Im Gastblog präsentieren die Politikwissenschafterinnen Sieglinde Rosenberger und Anna Lazareva die Ergebnisse einer Studie über Selbst- und Fremdwahrnehmung von geflüchteten Ukrainerinnen in Wien.

Hannah Arendt beschreibt im Essay "Wir Flüchtlinge" (1943) den Bruch mit der Vertrautheit des Alltags. Flucht ist der Zusammenbruch der privaten Welt, des Zuhauses, der Berufstätigkeit und der damit einhergehenden Nützlichkeit. Arendt weiß auch um die emotionale Abwehr, als "Flüchtling" charakterisiert zu werden oder sich gar als solcher zu verstehen. Denn "Flüchtling" bedeute, mittellos in einem anderen Land anzukommen und auf Hilfe angewiesen zu sein.

In einem Interview sagt eine Ukrainerin, die in Dnipro eine Osteopathie-Praxis betrieb und nun in Wien auf staatliche und private Unterstützung angewiesen ist: "Ich wollte auf Urlaub und nicht als Vertriebene nach Österreich kommen." Der Satz macht den Bruch mit ihrer bisherigen Lebenswelt, den damit verbundenen Chancen und Wünschen deutlich, ebenso wie die abrupte Fluchtentscheidung – Zeit, das Weggehen vorzubereiten, gab es nicht.

Forschung bezüglich Ukrainerinnen

In Österreich leben derzeit etwa 72.000 registrierte Personen aus der Ukraine.

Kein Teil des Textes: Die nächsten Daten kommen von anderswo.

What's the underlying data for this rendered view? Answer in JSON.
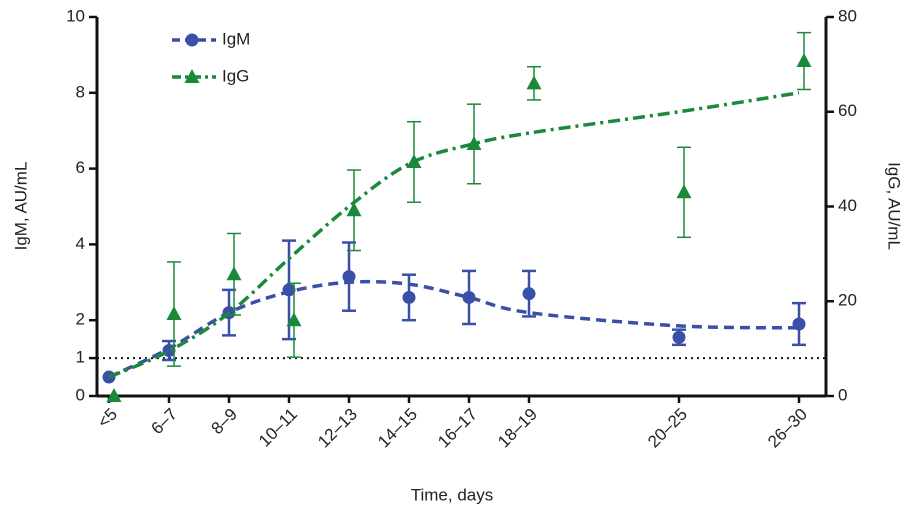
{
  "chart_data": {
    "type": "line",
    "x_label": "Time, days",
    "y_label": "IgM, AU/mL",
    "y2_label": "IgG, AU/mL",
    "x": [
      4.5,
      6.5,
      8.5,
      10.5,
      12.5,
      14.5,
      16.5,
      18.5,
      23.5,
      27.5
    ],
    "xlim": [
      4.1,
      28.4
    ],
    "xticks": [
      {
        "value": 4.5,
        "label": "<5"
      },
      {
        "value": 6.5,
        "label": "6–7"
      },
      {
        "value": 8.5,
        "label": "8–9"
      },
      {
        "value": 10.5,
        "label": "10–11"
      },
      {
        "value": 12.5,
        "label": "12–13"
      },
      {
        "value": 14.5,
        "label": "14–15"
      },
      {
        "value": 16.5,
        "label": "16–17"
      },
      {
        "value": 18.5,
        "label": "18–19"
      },
      {
        "value": 23.5,
        "label": "20–25"
      },
      {
        "value": 27.5,
        "label": "26–30"
      }
    ],
    "ylim": [
      0,
      10
    ],
    "yticks": [
      0,
      1,
      2,
      4,
      6,
      8,
      10
    ],
    "y2lim": [
      0,
      80
    ],
    "y2ticks": [
      0,
      20,
      40,
      60,
      80
    ],
    "reference_line": 1,
    "series": [
      {
        "name": "IgM",
        "color": "#3a4fa8",
        "marker": "circle",
        "dash": "10,6",
        "values": [
          0.5,
          1.2,
          2.2,
          2.8,
          3.15,
          2.6,
          2.6,
          2.7,
          1.55,
          1.9
        ],
        "errors": [
          null,
          0.25,
          0.6,
          1.3,
          0.9,
          0.6,
          0.7,
          0.6,
          0.2,
          0.55
        ],
        "trend": [
          0.5,
          1.25,
          2.2,
          2.75,
          3.0,
          2.95,
          2.6,
          2.2,
          1.85,
          1.8
        ]
      },
      {
        "name": "IgG",
        "color": "#1a8a3a",
        "marker": "triangle",
        "axis": "y2",
        "dash": "12,5,3,5",
        "values": [
          0,
          17.3,
          25.7,
          16,
          39.2,
          49.4,
          53.2,
          66,
          43,
          70.7
        ],
        "errors": [
          null,
          11,
          8.6,
          7.8,
          8.5,
          8.5,
          8.4,
          3.5,
          9.5,
          6
        ],
        "trend": [
          4,
          9.5,
          17.5,
          29,
          40,
          49,
          53,
          55.5,
          60,
          64
        ]
      }
    ]
  }
}
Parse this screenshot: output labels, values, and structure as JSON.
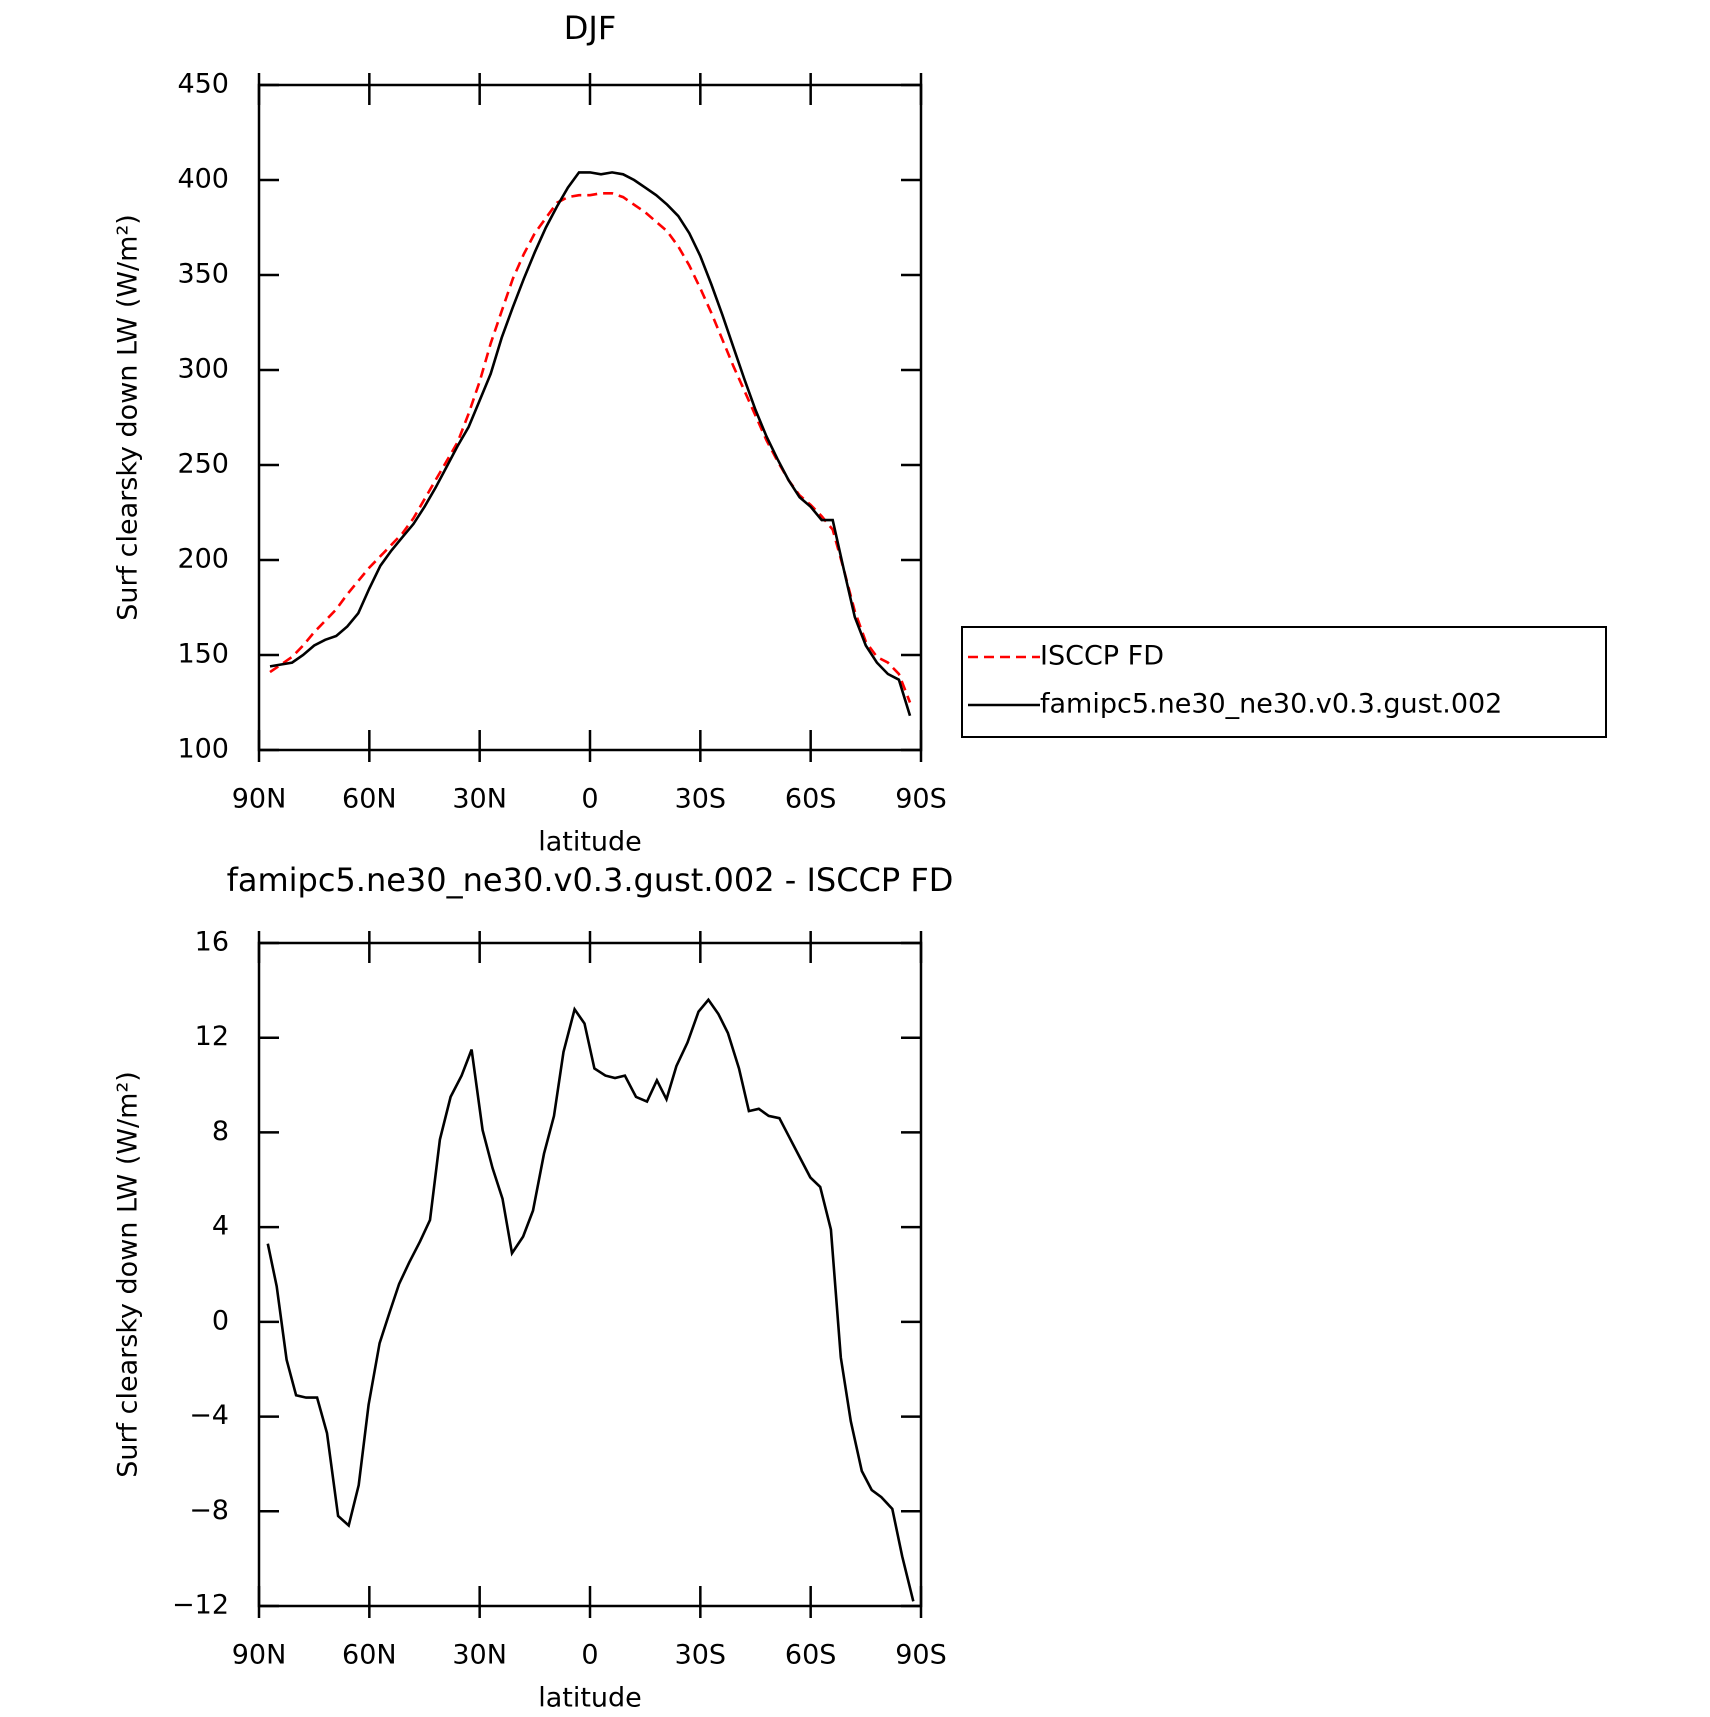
{
  "chart_data": [
    {
      "type": "line",
      "title": "DJF",
      "xlabel": "latitude",
      "ylabel": "Surf clearsky down LW (W/m²)",
      "x": [
        87,
        84,
        81,
        78,
        75,
        72,
        69,
        66,
        63,
        60,
        57,
        54,
        51,
        48,
        45,
        42,
        39,
        36,
        33,
        30,
        27,
        24,
        21,
        18,
        15,
        12,
        9,
        6,
        3,
        0,
        -3,
        -6,
        -9,
        -12,
        -15,
        -18,
        -21,
        -24,
        -27,
        -30,
        -33,
        -36,
        -39,
        -42,
        -45,
        -48,
        -51,
        -54,
        -57,
        -60,
        -63,
        -66,
        -69,
        -72,
        -75,
        -78,
        -81,
        -84,
        -87
      ],
      "series": [
        {
          "name": "ISCCP FD",
          "color": "#ff0000",
          "dashed": true,
          "values": [
            141,
            145,
            149,
            155,
            162,
            168,
            174,
            182,
            189,
            196,
            202,
            208,
            214,
            222,
            232,
            242,
            252,
            262,
            277,
            294,
            314,
            331,
            348,
            361,
            372,
            380,
            388,
            391,
            392,
            392,
            393,
            393,
            391,
            387,
            383,
            378,
            373,
            365,
            355,
            343,
            330,
            316,
            302,
            289,
            276,
            263,
            252,
            242,
            234,
            229,
            223,
            216,
            195,
            173,
            157,
            149,
            146,
            140,
            125
          ]
        },
        {
          "name": "famipc5.ne30_ne30.v0.3.gust.002",
          "color": "#000000",
          "dashed": false,
          "values": [
            144,
            145,
            146,
            150,
            155,
            158,
            160,
            165,
            172,
            185,
            197,
            205,
            212,
            219,
            228,
            238,
            249,
            260,
            270,
            284,
            298,
            317,
            333,
            348,
            362,
            375,
            386,
            396,
            404,
            404,
            403,
            404,
            403,
            400,
            396,
            392,
            387,
            381,
            372,
            360,
            345,
            329,
            312,
            295,
            279,
            265,
            253,
            242,
            233,
            228,
            221,
            221,
            195,
            170,
            155,
            146,
            140,
            137,
            118
          ]
        }
      ],
      "xlim": [
        90,
        -90
      ],
      "xticks": [
        {
          "value": 90,
          "label": "90N"
        },
        {
          "value": 60,
          "label": "60N"
        },
        {
          "value": 30,
          "label": "30N"
        },
        0,
        {
          "value": -30,
          "label": "30S"
        },
        {
          "value": -60,
          "label": "60S"
        },
        {
          "value": -90,
          "label": "90S"
        }
      ],
      "ylim": [
        100,
        450
      ],
      "yticks": [
        100,
        150,
        200,
        250,
        300,
        350,
        400,
        450
      ],
      "legend": "right"
    },
    {
      "type": "line",
      "title": "famipc5.ne30_ne30.v0.3.gust.002 - ISCCP FD",
      "xlabel": "latitude",
      "ylabel": "Surf clearsky down LW (W/m²)",
      "x": [
        87.6,
        85.2,
        82.5,
        79.9,
        77.2,
        74.2,
        71.5,
        68.5,
        65.6,
        62.9,
        60.2,
        57.2,
        54.5,
        51.9,
        49.2,
        46.2,
        43.5,
        40.8,
        37.9,
        34.9,
        32.2,
        29.2,
        26.5,
        23.8,
        21.2,
        18.2,
        15.5,
        12.5,
        9.8,
        7.2,
        4.2,
        1.5,
        -1.2,
        -4.2,
        -6.8,
        -9.5,
        -12.5,
        -15.5,
        -18.2,
        -20.8,
        -23.5,
        -26.5,
        -29.5,
        -32.2,
        -34.9,
        -37.5,
        -40.5,
        -43.2,
        -45.9,
        -48.6,
        -51.5,
        -54.2,
        -57.2,
        -59.9,
        -62.6,
        -65.5,
        -68.2,
        -70.9,
        -73.9,
        -76.6,
        -79.2,
        -82.2,
        -84.9,
        -87.9
      ],
      "values": [
        3.3,
        1.5,
        -1.6,
        -3.1,
        -3.2,
        -3.2,
        -4.7,
        -8.2,
        -8.6,
        -6.9,
        -3.5,
        -0.9,
        0.4,
        1.6,
        2.5,
        3.4,
        4.3,
        7.7,
        9.5,
        10.4,
        11.5,
        8.1,
        6.5,
        5.2,
        2.9,
        3.6,
        4.7,
        7.1,
        8.7,
        11.4,
        13.2,
        12.6,
        10.7,
        10.4,
        10.3,
        10.4,
        9.5,
        9.3,
        10.2,
        9.4,
        10.8,
        11.8,
        13.1,
        13.6,
        13.0,
        12.2,
        10.7,
        8.9,
        9.0,
        8.7,
        8.6,
        7.8,
        6.9,
        6.1,
        5.7,
        3.9,
        -1.5,
        -4.2,
        -6.3,
        -7.1,
        -7.4,
        -7.9,
        -9.9,
        -11.8
      ],
      "color": "#000000",
      "xlim": [
        90,
        -90
      ],
      "xticks": [
        {
          "value": 90,
          "label": "90N"
        },
        {
          "value": 60,
          "label": "60N"
        },
        {
          "value": 30,
          "label": "30N"
        },
        0,
        {
          "value": -30,
          "label": "30S"
        },
        {
          "value": -60,
          "label": "60S"
        },
        {
          "value": -90,
          "label": "90S"
        }
      ],
      "ylim": [
        -12,
        16
      ],
      "yticks": [
        {
          "value": -12,
          "label": "−12"
        },
        {
          "value": -8,
          "label": "−8"
        },
        {
          "value": -4,
          "label": "−4"
        },
        0,
        4,
        8,
        12,
        16
      ]
    }
  ]
}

Der Großteil, circa 80 Prozent, sind Frauen und Kinder. Sie gelten als Vertriebene und besitzen kollektiv temporären Schutz. Die aufenthaltsrechtlichen Grundlagen sind die Temporäre Schutz-Richtlinie der EU und die Vertriebenen-Verordnung der österreichischen Bundesregierung.

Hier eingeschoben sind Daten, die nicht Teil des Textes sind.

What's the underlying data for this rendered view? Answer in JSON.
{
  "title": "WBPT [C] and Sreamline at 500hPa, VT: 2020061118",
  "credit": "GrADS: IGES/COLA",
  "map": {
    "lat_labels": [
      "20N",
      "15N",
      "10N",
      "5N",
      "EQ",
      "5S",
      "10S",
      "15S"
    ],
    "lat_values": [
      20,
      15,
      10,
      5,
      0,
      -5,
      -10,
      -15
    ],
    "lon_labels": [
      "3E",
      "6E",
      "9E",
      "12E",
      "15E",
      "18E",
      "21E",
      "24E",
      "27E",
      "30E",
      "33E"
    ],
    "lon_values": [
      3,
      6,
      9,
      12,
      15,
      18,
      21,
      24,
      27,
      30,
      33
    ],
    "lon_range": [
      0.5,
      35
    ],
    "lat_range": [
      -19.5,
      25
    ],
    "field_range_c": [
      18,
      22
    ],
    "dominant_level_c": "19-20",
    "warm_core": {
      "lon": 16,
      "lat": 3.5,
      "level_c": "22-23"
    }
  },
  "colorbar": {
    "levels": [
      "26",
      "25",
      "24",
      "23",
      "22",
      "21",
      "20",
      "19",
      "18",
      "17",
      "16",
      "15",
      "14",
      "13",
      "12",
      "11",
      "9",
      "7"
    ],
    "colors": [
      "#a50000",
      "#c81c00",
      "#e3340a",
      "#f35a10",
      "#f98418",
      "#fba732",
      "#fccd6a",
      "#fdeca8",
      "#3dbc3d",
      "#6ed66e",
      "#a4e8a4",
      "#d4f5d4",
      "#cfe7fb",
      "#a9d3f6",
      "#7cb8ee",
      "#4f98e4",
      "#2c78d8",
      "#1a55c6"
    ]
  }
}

Wie beschreiben sich Ukrainerinnen in Wien? Und wie grenzen sie sich von anderen Gruppen ab?
Foto: APA/HANS PUNZ

Vor diesen demografisch wie asylrechtlich besonderen Hintergründen befragte ein Forschungsprojekt an der Universität Wien neu ankommende Ukrainerinnen (33 Interviewte) und Mitarbeitende in NGOs zu Unterstützungsstrukturen sowie über Selbst- und Fremdwahrnehmungen. Die Interviews wurden inhaltsanalytisch ausgewertet, und zwei markante Ergebnisse werden im Folgenden skizziert: der starke Wunsch, in der Stadt zu leben, und sich nicht als Flüchtling zu identifizieren.

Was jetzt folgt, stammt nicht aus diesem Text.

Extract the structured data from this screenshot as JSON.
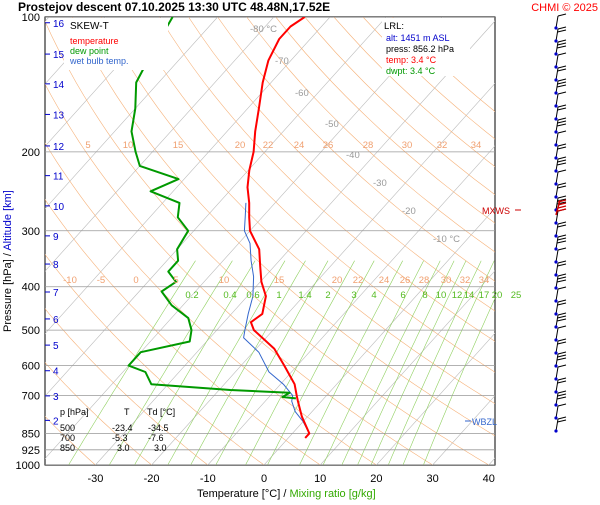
{
  "header": {
    "title": "Prostejov   descent   07.10.2025 13:30 UTC   48.48N,17.52E",
    "credit": "CHMI © 2025"
  },
  "legend": {
    "title": "SKEW-T",
    "items": [
      {
        "label": "temperature",
        "color": "#ff0000"
      },
      {
        "label": "dew point",
        "color": "#009900"
      },
      {
        "label": "wet bulb temp.",
        "color": "#3366cc"
      }
    ]
  },
  "lrl": {
    "title": "LRL:",
    "alt": "alt: 1451 m ASL",
    "press": "press: 856.2 hPa",
    "temp": "temp: 3.4 °C",
    "dwpt": "dwpt: 3.4 °C",
    "alt_color": "#0000cc",
    "temp_color": "#ff0000",
    "dwpt_color": "#009900"
  },
  "axes": {
    "ylabel": "Pressure [hPa]",
    "ylabel_sep": " / ",
    "ylabel2": "Altitude [km]",
    "xlabel": "Temperature [°C]",
    "xlabel_sep": " / ",
    "xlabel2": "Mixing ratio [g/kg]"
  },
  "markers": {
    "mxws": "MXWS",
    "wbzl": "WBZL"
  },
  "table": {
    "header": [
      "p [hPa]",
      "T",
      "Td [°C]"
    ],
    "rows": [
      [
        "500",
        "-23.4",
        "-34.5"
      ],
      [
        "700",
        "-5.3",
        "-7.6"
      ],
      [
        "850",
        "3.0",
        "3.0"
      ]
    ]
  },
  "chart_data": {
    "type": "line",
    "title": "Prostejov   descent   07.10.2025 13:30 UTC   48.48N,17.52E",
    "xlabel": "Temperature [°C] / Mixing ratio [g/kg]",
    "ylabel": "Pressure [hPa] / Altitude [km]",
    "xlim": [
      -40,
      50
    ],
    "ylim": [
      1000,
      100
    ],
    "y_scale": "log",
    "grid": true,
    "pressure_ticks": [
      "100",
      "200",
      "300",
      "400",
      "500",
      "600",
      "700",
      "850",
      "925",
      "1000"
    ],
    "pressure_tick_values": [
      100,
      200,
      300,
      400,
      500,
      600,
      700,
      850,
      925,
      1000
    ],
    "temperature_ticks": [
      "-30",
      "-20",
      "-10",
      "0",
      "10",
      "20",
      "30",
      "40"
    ],
    "temperature_tick_values": [
      -30,
      -20,
      -10,
      0,
      10,
      20,
      30,
      40
    ],
    "altitude_ticks": [
      "2",
      "3",
      "4",
      "5",
      "6",
      "7",
      "8",
      "9",
      "10",
      "11",
      "12",
      "13",
      "14",
      "15",
      "16"
    ],
    "altitude_tick_pressures": [
      795,
      701,
      616,
      540,
      472,
      411,
      356,
      308,
      264,
      226,
      194,
      165,
      141,
      121,
      103
    ],
    "dry_adiabat_labels": [
      "-80 °C",
      "-70",
      "-60",
      "-50",
      "-40",
      "-30",
      "-20",
      "-10 °C"
    ],
    "mixing_ratio_labels": [
      "0.2",
      "0.4",
      "0.6",
      "1",
      "1.4",
      "2",
      "3",
      "4",
      "6",
      "8",
      "10",
      "12",
      "14",
      "17",
      "20",
      "25"
    ],
    "series": [
      {
        "name": "temperature",
        "color": "#ff0000",
        "points": [
          [
            870,
            3.0
          ],
          [
            850,
            3.0
          ],
          [
            780,
            -1.0
          ],
          [
            720,
            -4.2
          ],
          [
            700,
            -5.3
          ],
          [
            660,
            -7.5
          ],
          [
            600,
            -12.3
          ],
          [
            550,
            -16.8
          ],
          [
            500,
            -23.4
          ],
          [
            480,
            -25.2
          ],
          [
            460,
            -24.5
          ],
          [
            420,
            -26.7
          ],
          [
            390,
            -29.8
          ],
          [
            360,
            -32.5
          ],
          [
            330,
            -35.4
          ],
          [
            300,
            -40.0
          ],
          [
            280,
            -42.3
          ],
          [
            260,
            -44.6
          ],
          [
            240,
            -47.4
          ],
          [
            220,
            -49.8
          ],
          [
            200,
            -52.0
          ],
          [
            180,
            -55.0
          ],
          [
            160,
            -58.0
          ],
          [
            140,
            -61.5
          ],
          [
            125,
            -64.0
          ],
          [
            112,
            -65.5
          ],
          [
            105,
            -65.5
          ],
          [
            100,
            -64.5
          ]
        ]
      },
      {
        "name": "dew point",
        "color": "#009900",
        "points": [
          [
            710,
            -5.0
          ],
          [
            705,
            -7.6
          ],
          [
            690,
            -7.0
          ],
          [
            680,
            -18.0
          ],
          [
            660,
            -33.0
          ],
          [
            620,
            -36.0
          ],
          [
            600,
            -40.0
          ],
          [
            560,
            -40.0
          ],
          [
            530,
            -33.0
          ],
          [
            500,
            -34.5
          ],
          [
            470,
            -37.0
          ],
          [
            440,
            -42.0
          ],
          [
            410,
            -46.0
          ],
          [
            390,
            -45.0
          ],
          [
            370,
            -48.0
          ],
          [
            350,
            -48.0
          ],
          [
            330,
            -50.0
          ],
          [
            300,
            -51.0
          ],
          [
            280,
            -55.0
          ],
          [
            260,
            -57.0
          ],
          [
            245,
            -64.0
          ],
          [
            230,
            -61.0
          ],
          [
            215,
            -70.0
          ],
          [
            200,
            -73.0
          ],
          [
            180,
            -77.0
          ],
          [
            160,
            -80.0
          ],
          [
            140,
            -84.0
          ],
          [
            120,
            -86.0
          ],
          [
            100,
            -88.0
          ]
        ]
      },
      {
        "name": "wet bulb temp.",
        "color": "#3366cc",
        "points": [
          [
            870,
            3.0
          ],
          [
            850,
            3.0
          ],
          [
            800,
            0.0
          ],
          [
            760,
            -3.0
          ],
          [
            720,
            -5.3
          ],
          [
            700,
            -6.0
          ],
          [
            660,
            -9.5
          ],
          [
            620,
            -14.0
          ],
          [
            560,
            -19.0
          ],
          [
            520,
            -24.0
          ],
          [
            500,
            -25.0
          ],
          [
            460,
            -27.0
          ],
          [
            420,
            -29.0
          ],
          [
            380,
            -32.0
          ],
          [
            350,
            -35.0
          ],
          [
            320,
            -38.0
          ],
          [
            300,
            -41.0
          ],
          [
            280,
            -43.0
          ],
          [
            260,
            -45.2
          ]
        ]
      }
    ],
    "annotations": [
      "MXWS",
      "WBZL",
      "LRL"
    ]
  },
  "colors": {
    "isobar": "#999999",
    "isotherm": "#bbbbbb",
    "dry_adiabat": "#f6b27a",
    "moist_adiabat": "#f6c49a",
    "mixing_ratio": "#90d060",
    "wind": "#000000",
    "altitude": "#0000cc",
    "credit": "#ff0000"
  }
}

In der Stadt, nicht auf dem Land

Die Befragung zeigt, dass die Geflüchteten fast unisono in der Stadt, konkret in Wien, leben wollen. Für diese starke städtische Affinität werden folgende Gründe genannt: Fortsetzung der in der Ukraine vertrauten Lebensbedingungen; bessere infrastrukturelle, bildungsbezogene, medizinische und berufliche Möglichkeiten; mehr Chancen für Bildung, Freizeit und Sport insbesondere für Kinder. Weiters zeigen sich manche Befragte besorgt wegen fehlender Hilfsangebote wie Nahrungsmittelausgabestellen und wegen der eingeschränkten Mobilität auf dem Land.

Die Vorbehalte gegenüber einem Leben auf dem Land resultieren sowohl aus der eigenen städtischen Identität als auch aus Bildern, Vorstellungen und Erfahrungen, die aus ukrainischen Dörfern mitgebracht und auf Österreich übertragen werden. Das Wissen um den strukturschwachen ländlichen Raum in der Ukraine überlagert die Präferenz für das Leben in der Stadt in Österreich.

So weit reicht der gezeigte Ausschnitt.